Danseuse noire d’origine américaine et militante des droits civiques, Joséphine Baker est devenue l’une des grandes stars du music-hall français ! Elle reposera désormais au Panthéon, le tombeau des héros français, selon un proche conseiller d’ Emmanuel Macron.
Une république des possibles
Joséphine Baker, devenue citoyenne française en 1937, est décédée à Paris en 1975. Elle sera désormais la première femme noire et l’une des rares personnalités nées à l’étranger à y être enterrée. Le Panthéon contient les restes de certains des personnages les plus célèbres de France, dont Victor Hugo, Marie Curie et Jean-Jacques Rousseau.
La décision de transférer la dépouille de Joséphine Baker, enterrée à Monaco, intervient après une pétition appelant à son déménagement, lancée par l’écrivain Laurent Kupferman. Pétition qui aura retenu l’attention d’Emmanuel Macron, après le recueil de plus de 40 000 signatures ces deux dernières années.
Joséphine Baker incarne la République des possibles. Comment une femme pauvre, issue d’un milieu discriminatoire, peut-elle réussir son destin et devenir une star mondiale ?

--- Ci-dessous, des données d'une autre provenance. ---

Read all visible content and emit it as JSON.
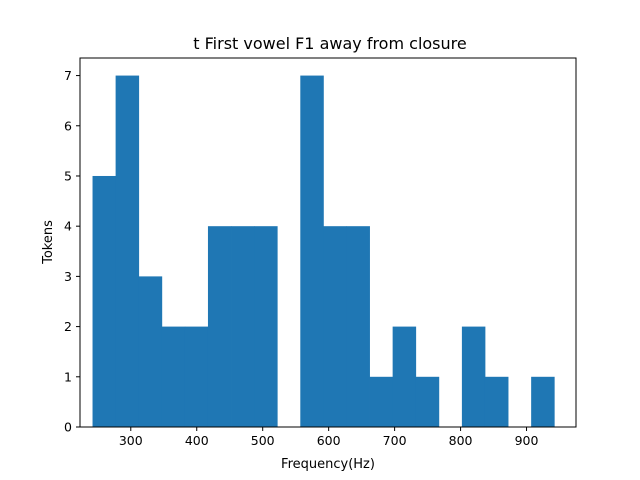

Voilà qui était possible en France, à une époque où il n’était pas question de l’envisager aux États-Unis.
Et l’accueil de Joséphine Baker au Panthéon est très symbolique, alors que les questions sociales et de genre font se rassembler le pays tout entier autour d’un nouveau front politique.
Un combat de tous les instants
La nouvelle a été rapportée pour la première fois par Le journal parisien. Les funérailles auront lieu le 30 novembre.

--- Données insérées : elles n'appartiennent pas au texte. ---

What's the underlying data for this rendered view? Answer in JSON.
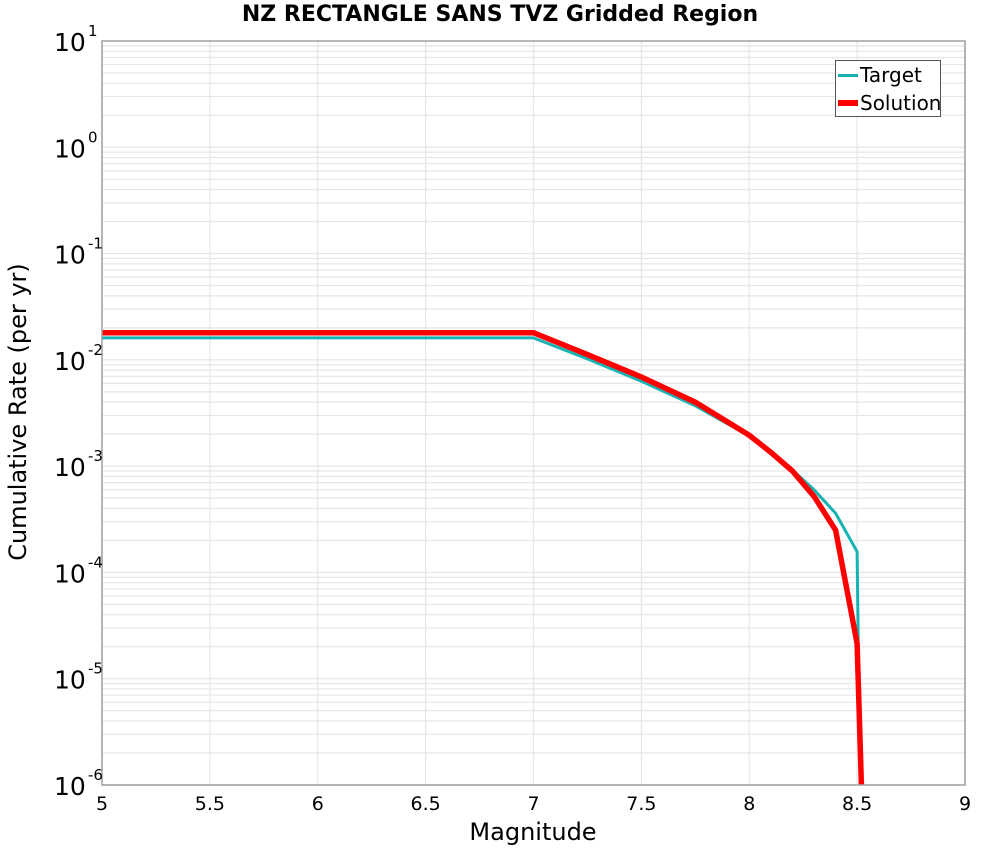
{
  "chart_data": {
    "type": "line",
    "title": "NZ RECTANGLE SANS TVZ Gridded Region",
    "xlabel": "Magnitude",
    "ylabel": "Cumulative Rate (per yr)",
    "xlim": [
      5,
      9
    ],
    "ylim": [
      1e-06,
      10
    ],
    "yscale": "log",
    "grid": true,
    "legend_position": "upper right",
    "x_ticks": [
      "5",
      "5.5",
      "6",
      "6.5",
      "7",
      "7.5",
      "8",
      "8.5",
      "9"
    ],
    "y_ticks": [
      {
        "base": "10",
        "exp": "1"
      },
      {
        "base": "10",
        "exp": "0"
      },
      {
        "base": "10",
        "exp": "-1"
      },
      {
        "base": "10",
        "exp": "-2"
      },
      {
        "base": "10",
        "exp": "-3"
      },
      {
        "base": "10",
        "exp": "-4"
      },
      {
        "base": "10",
        "exp": "-5"
      },
      {
        "base": "10",
        "exp": "-6"
      }
    ],
    "series": [
      {
        "name": "Target",
        "color": "#17b3b3",
        "width": 3,
        "x": [
          5.0,
          7.0,
          7.25,
          7.5,
          7.75,
          8.0,
          8.1,
          8.2,
          8.3,
          8.4,
          8.5,
          8.505
        ],
        "y": [
          0.0161,
          0.0161,
          0.0102,
          0.0063,
          0.0037,
          0.00192,
          0.00135,
          0.00092,
          0.0006,
          0.00036,
          0.000157,
          2.25e-05
        ]
      },
      {
        "name": "Solution",
        "color": "#ff0000",
        "width": 5.5,
        "x": [
          5.0,
          7.0,
          7.25,
          7.5,
          7.75,
          8.0,
          8.1,
          8.2,
          8.3,
          8.4,
          8.5,
          8.52
        ],
        "y": [
          0.018,
          0.018,
          0.0112,
          0.0069,
          0.004,
          0.00195,
          0.00135,
          0.0009,
          0.00052,
          0.00025,
          2.15e-05,
          1e-06
        ]
      }
    ]
  },
  "legend": {
    "items": [
      {
        "label": "Target",
        "color": "#17b3b3"
      },
      {
        "label": "Solution",
        "color": "#ff0000"
      }
    ]
  },
  "style": {
    "axis_color": "#a0a0a0",
    "grid_color": "#e6e6e6"
  }
}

Joséphine Baker, née Freda Joséphine McDonald en 1906 à St. Louis, commence sa carrière de danseuse à New York au début des années 192. Elle s’installe ensuite en France, où elle fait rapidement sensation. Un déménagement impulsé manifestement par la discrimination dont elle était victime aux États-Unis.

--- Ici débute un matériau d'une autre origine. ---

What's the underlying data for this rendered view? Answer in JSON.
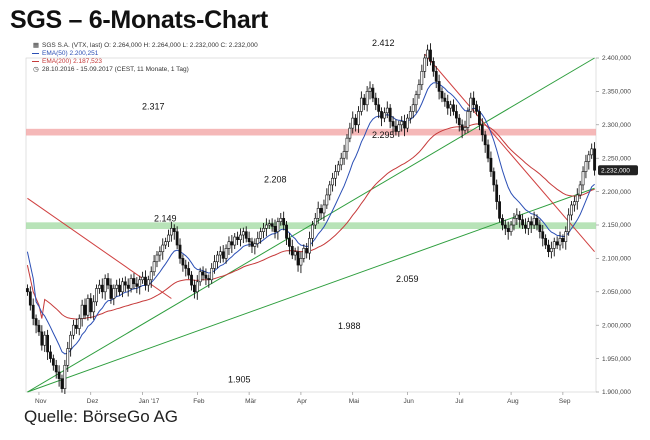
{
  "title": "SGS – 6-Monats-Chart",
  "legend": {
    "ohlc": "SGS S.A. (VTX, last)  O: 2.264,000  H: 2.264,000  L: 2.232,000  C: 2.232,000",
    "ema50": "EMA(50)  2.200,251",
    "ema200": "EMA(200)  2.187,523",
    "period": "28.10.2016 - 15.09.2017  (CEST, 11 Monate, 1 Tag)"
  },
  "source": "Quelle: BörseGo AG",
  "colors": {
    "ema50": "#2b4fb5",
    "ema200": "#c63a3a",
    "trend_green": "#2e9e3e",
    "trend_red": "#d04040",
    "resistance_zone": "#f3a6a6",
    "support_zone": "#a6dca6",
    "candle": "#111111",
    "current_badge": "#222222"
  },
  "chart_data": {
    "type": "candlestick",
    "y_axis": {
      "min": 1900,
      "max": 2400,
      "ticks": [
        "1.900,000",
        "1.950,000",
        "2.000,000",
        "2.050,000",
        "2.100,000",
        "2.150,000",
        "2.200,000",
        "2.250,000",
        "2.300,000",
        "2.350,000",
        "2.400,000"
      ],
      "position": "right"
    },
    "x_axis": {
      "ticks": [
        "Nov",
        "Dez",
        "Jan '17",
        "Feb",
        "Mär",
        "Apr",
        "Mai",
        "Jun",
        "Jul",
        "Aug",
        "Sep"
      ]
    },
    "current_price_label": "2.232,000",
    "price_levels": [
      {
        "label": "2.412",
        "value": 2412
      },
      {
        "label": "2.317",
        "value": 2317
      },
      {
        "label": "2.295",
        "value": 2295
      },
      {
        "label": "2.208",
        "value": 2208
      },
      {
        "label": "2.149",
        "value": 2149
      },
      {
        "label": "2.059",
        "value": 2059
      },
      {
        "label": "1.988",
        "value": 1988
      },
      {
        "label": "1.905",
        "value": 1905
      }
    ],
    "zones": [
      {
        "name": "resistance",
        "from": 2284,
        "to": 2294
      },
      {
        "name": "support",
        "from": 2144,
        "to": 2154
      }
    ],
    "closes": [
      2050,
      2030,
      2010,
      2000,
      1990,
      1970,
      1985,
      1960,
      1950,
      1940,
      1930,
      1920,
      1905,
      1940,
      1965,
      1985,
      2000,
      1995,
      2010,
      2030,
      2015,
      2040,
      2020,
      2035,
      2055,
      2060,
      2050,
      2070,
      2060,
      2040,
      2055,
      2060,
      2050,
      2065,
      2060,
      2055,
      2070,
      2062,
      2058,
      2068,
      2072,
      2060,
      2068,
      2080,
      2095,
      2105,
      2110,
      2120,
      2125,
      2135,
      2145,
      2140,
      2120,
      2100,
      2090,
      2085,
      2075,
      2060,
      2050,
      2065,
      2080,
      2075,
      2070,
      2068,
      2085,
      2095,
      2105,
      2110,
      2100,
      2115,
      2125,
      2120,
      2132,
      2128,
      2135,
      2140,
      2130,
      2125,
      2118,
      2122,
      2130,
      2140,
      2145,
      2150,
      2152,
      2148,
      2140,
      2155,
      2160,
      2150,
      2130,
      2118,
      2105,
      2110,
      2090,
      2100,
      2115,
      2108,
      2130,
      2150,
      2160,
      2175,
      2168,
      2180,
      2195,
      2210,
      2220,
      2230,
      2240,
      2250,
      2260,
      2280,
      2295,
      2310,
      2300,
      2320,
      2340,
      2330,
      2350,
      2355,
      2340,
      2330,
      2320,
      2310,
      2318,
      2325,
      2305,
      2298,
      2290,
      2300,
      2305,
      2295,
      2310,
      2320,
      2330,
      2345,
      2360,
      2380,
      2400,
      2412,
      2395,
      2380,
      2365,
      2350,
      2340,
      2335,
      2325,
      2330,
      2320,
      2310,
      2300,
      2292,
      2296,
      2320,
      2340,
      2330,
      2320,
      2300,
      2285,
      2270,
      2250,
      2230,
      2210,
      2185,
      2160,
      2150,
      2145,
      2140,
      2150,
      2160,
      2165,
      2158,
      2150,
      2145,
      2155,
      2150,
      2160,
      2150,
      2140,
      2130,
      2120,
      2110,
      2115,
      2125,
      2120,
      2130,
      2125,
      2140,
      2165,
      2180,
      2185,
      2195,
      2210,
      2230,
      2245,
      2255,
      2264,
      2232
    ]
  }
}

Je ne supportais pas l’Amérique. J’ai été l’une des premières américaines de couleur à s’installer à Paris.
Tout comme d’autres artistes noirs américains (dont les écrivains Richard Wright et James Baldwin), Joséphine Baker déclarera avoir trouvé en France une liberté qui, selon elle, lui était refusée aux États-Unis.
À Paris, Joséphine Baker devient rapidement célèbre, jusqu’à devenir une icône incontournable des Folies Bergères. Un coup de foudre immédiat pour le public, porté par son sens de l’humour, ses danses effrénées et ses chansons emblématiques, telles que « J’ai deux amours. »
Pour autant, une partie de sa carrière artistique se construira autour de danses stéréotypées et érotiques, comme la fameuse ceinture de bananes. Des danses aux accents racistes, qui pousseront certains à la dénoncer pour avoir alimenté ces caricatures.
Mais selon Pap Ndiaye, historien spécialisé dans les Black studies, Joséphine Baker a fait un usage spécifique des stéréotypes dans ses actions. Les détruisant autant qu’elle les exagérait.
C’est ce monde colonial français imaginaire qu’elle va capturer. Et avec lequel elle va jouer. Joséphine Baker n’est pas dupe.
De danseuse dans ses jeunes années, Baker devient plus tard défenseuse passionnée des droits civils aux États-Unis. Elle écrit sur l’égalité raciale, refuse d’opérer dans des centres de ségrégation et, en 1963, se tient aux côtés de Martin Luther King jr. lors de son discours inoubliable.
Plus de femmes au Panthéon ?
Ces dernières années, les autorités françaises ont répondu aux appels croissants réclamant davantage de femmes au Panthéon. Il est vrai que la grande majorité des personnes enterrées y sont encore des hommes.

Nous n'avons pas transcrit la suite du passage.